UNICEF Australia's Oliver White is in one of the those camps and says a massive immunisation program is underway to help prevent diseases spreading.
"It is unprecedented. What has struck us most is the huge number of children, women and the elderly," Mr White said.
"Those three groups make up 80 to 90 per cent of all those displaced in Bangladesh."
Mr White said disease was one area UNICEF, along with the Bangladesh Department of Health, was trying to get on top of.
A vaccination campaign against measles, rubella and polio is underway this week to immunise 150,000 Rohingya children below the age of 15.
"We are working with the Government of Bangladesh, the World Health Organisation and others to stop diseases spreading in such unsanitary conditions," Mr White said.
He said it was critical the international community stepped up its efforts to help the refugees.
"[Bangladesh is] doing its very best, it's working with UN agencies, but the needs are just so huge and that is why we are appealing to the Australian community and the Australian Government to give generously," Mr White said.
Child-friendly spaces created
Mr White said many children had either been separated from their families or their parents had been killed in the violence in Myanmar.
"There is over 1,200 unaccompanied children literally standing by the side of the road.
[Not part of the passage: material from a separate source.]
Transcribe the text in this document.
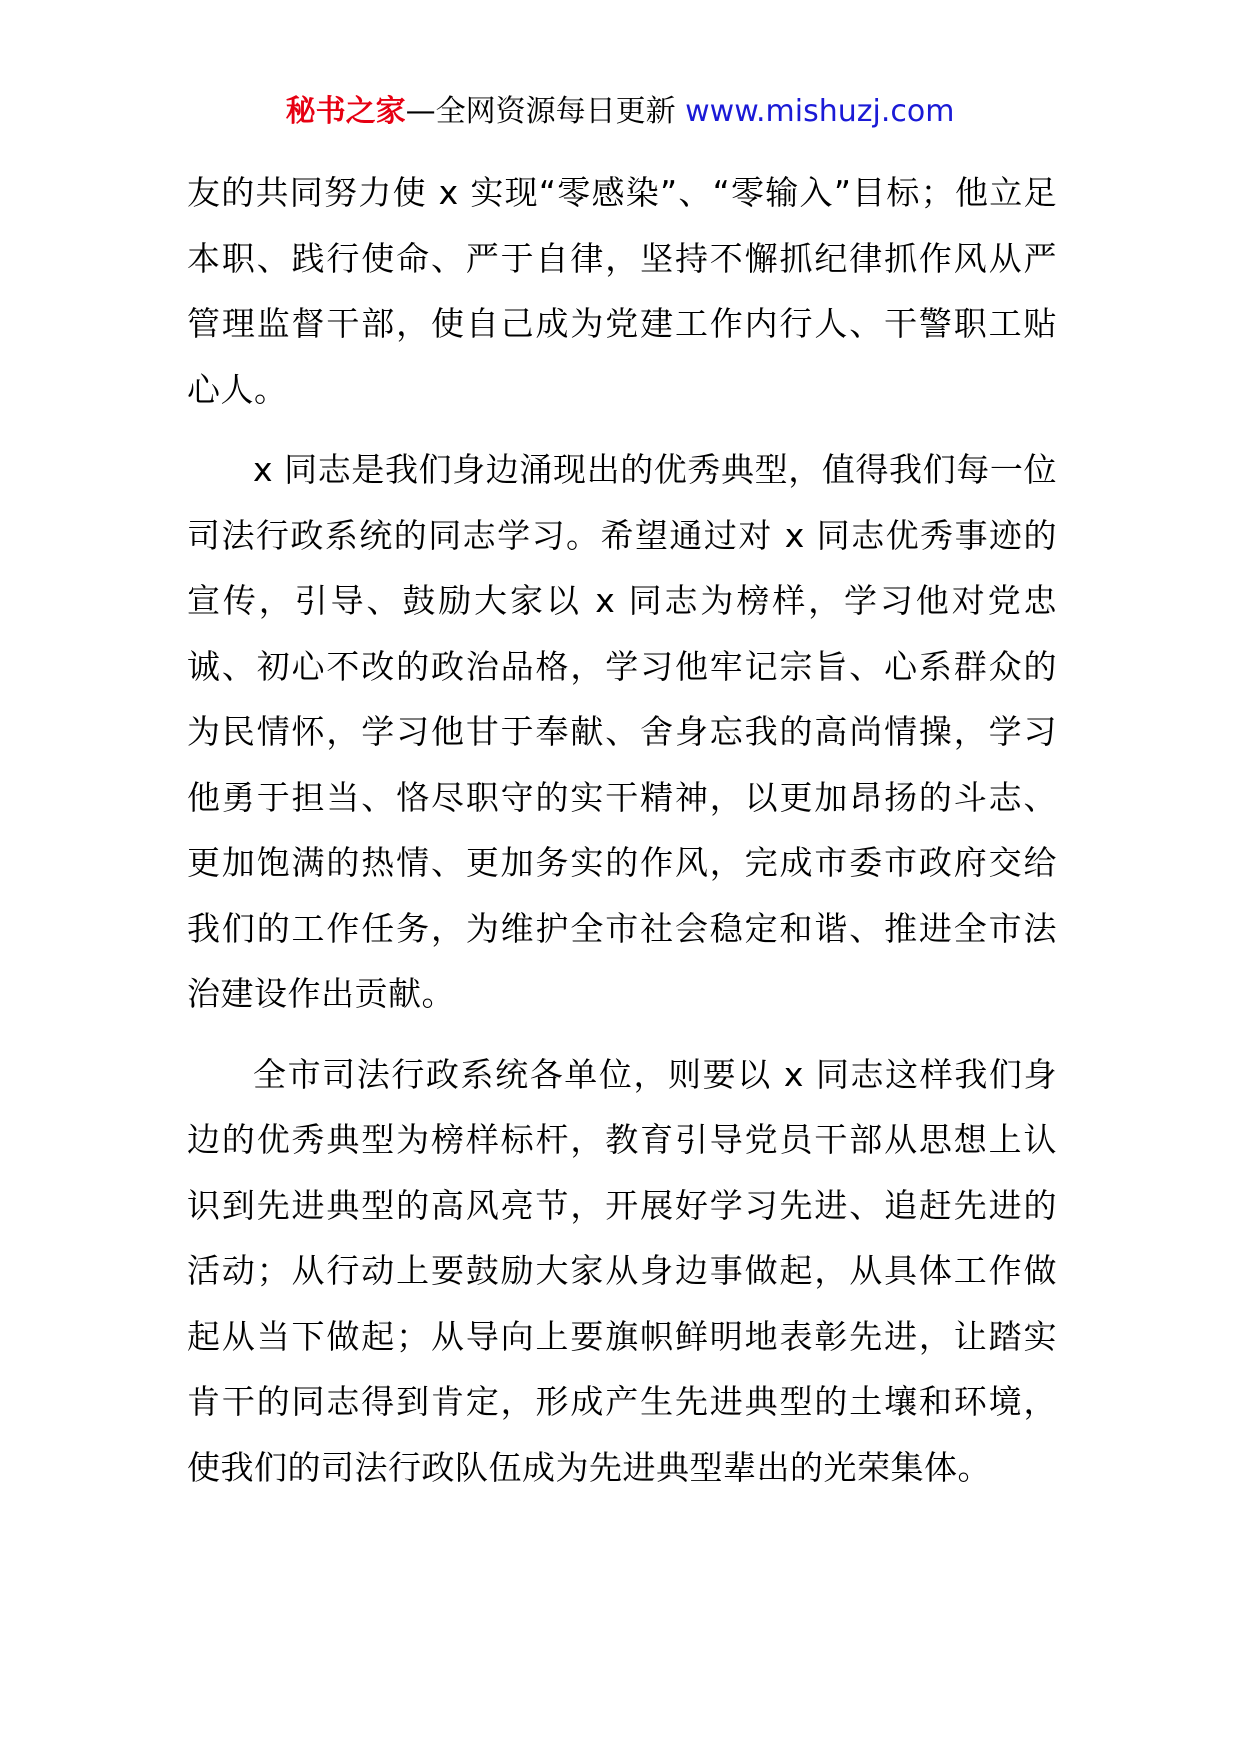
秘书之家—全网资源每日更新 www.mishuzj.com

友的共同努力使 x 实现“零感染”、“零输入”目标；他立足本职、践行使命、严于自律，坚持不懈抓纪律抓作风从严管理监督干部，使自己成为党建工作内行人、干警职工贴心人。

x 同志是我们身边涌现出的优秀典型，值得我们每一位司法行政系统的同志学习。希望通过对 x 同志优秀事迹的宣传，引导、鼓励大家以 x 同志为榜样，学习他对党忠诚、初心不改的政治品格，学习他牢记宗旨、心系群众的为民情怀，学习他甘于奉献、舍身忘我的高尚情操，学习他勇于担当、恪尽职守的实干精神，以更加昂扬的斗志、更加饱满的热情、更加务实的作风，完成市委市政府交给我们的工作任务，为维护全市社会稳定和谐、推进全市法治建设作出贡献。

全市司法行政系统各单位，则要以 x 同志这样我们身边的优秀典型为榜样标杆，教育引导党员干部从思想上认识到先进典型的高风亮节，开展好学习先进、追赶先进的活动；从行动上要鼓励大家从身边事做起，从具体工作做起从当下做起；从导向上要旗帜鲜明地表彰先进，让踏实肯干的同志得到肯定，形成产生先进典型的土壤和环境，使我们的司法行政队伍成为先进典型辈出的光荣集体。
They are incredibly vulnerable. Young girls at risk of forced marriage and trafficking," he said.
Mr White said child-friendly spaces were being created.
"Most importantly they need a safe place to sleep, so we are setting up areas they can come to and be with other children to play."
Mr White called on the international community, including Australia to step up its efforts.
"Many of these children who have fled conflict and persecution and have arrived in Bangladesh seeking safety will die from malnutrition, sickness and disease."
The Australian Government has donated $5 million to help the Rohingya refugees, with $4 million going to Bangladesh and the remaining money to the Red Cross inside Myanmar.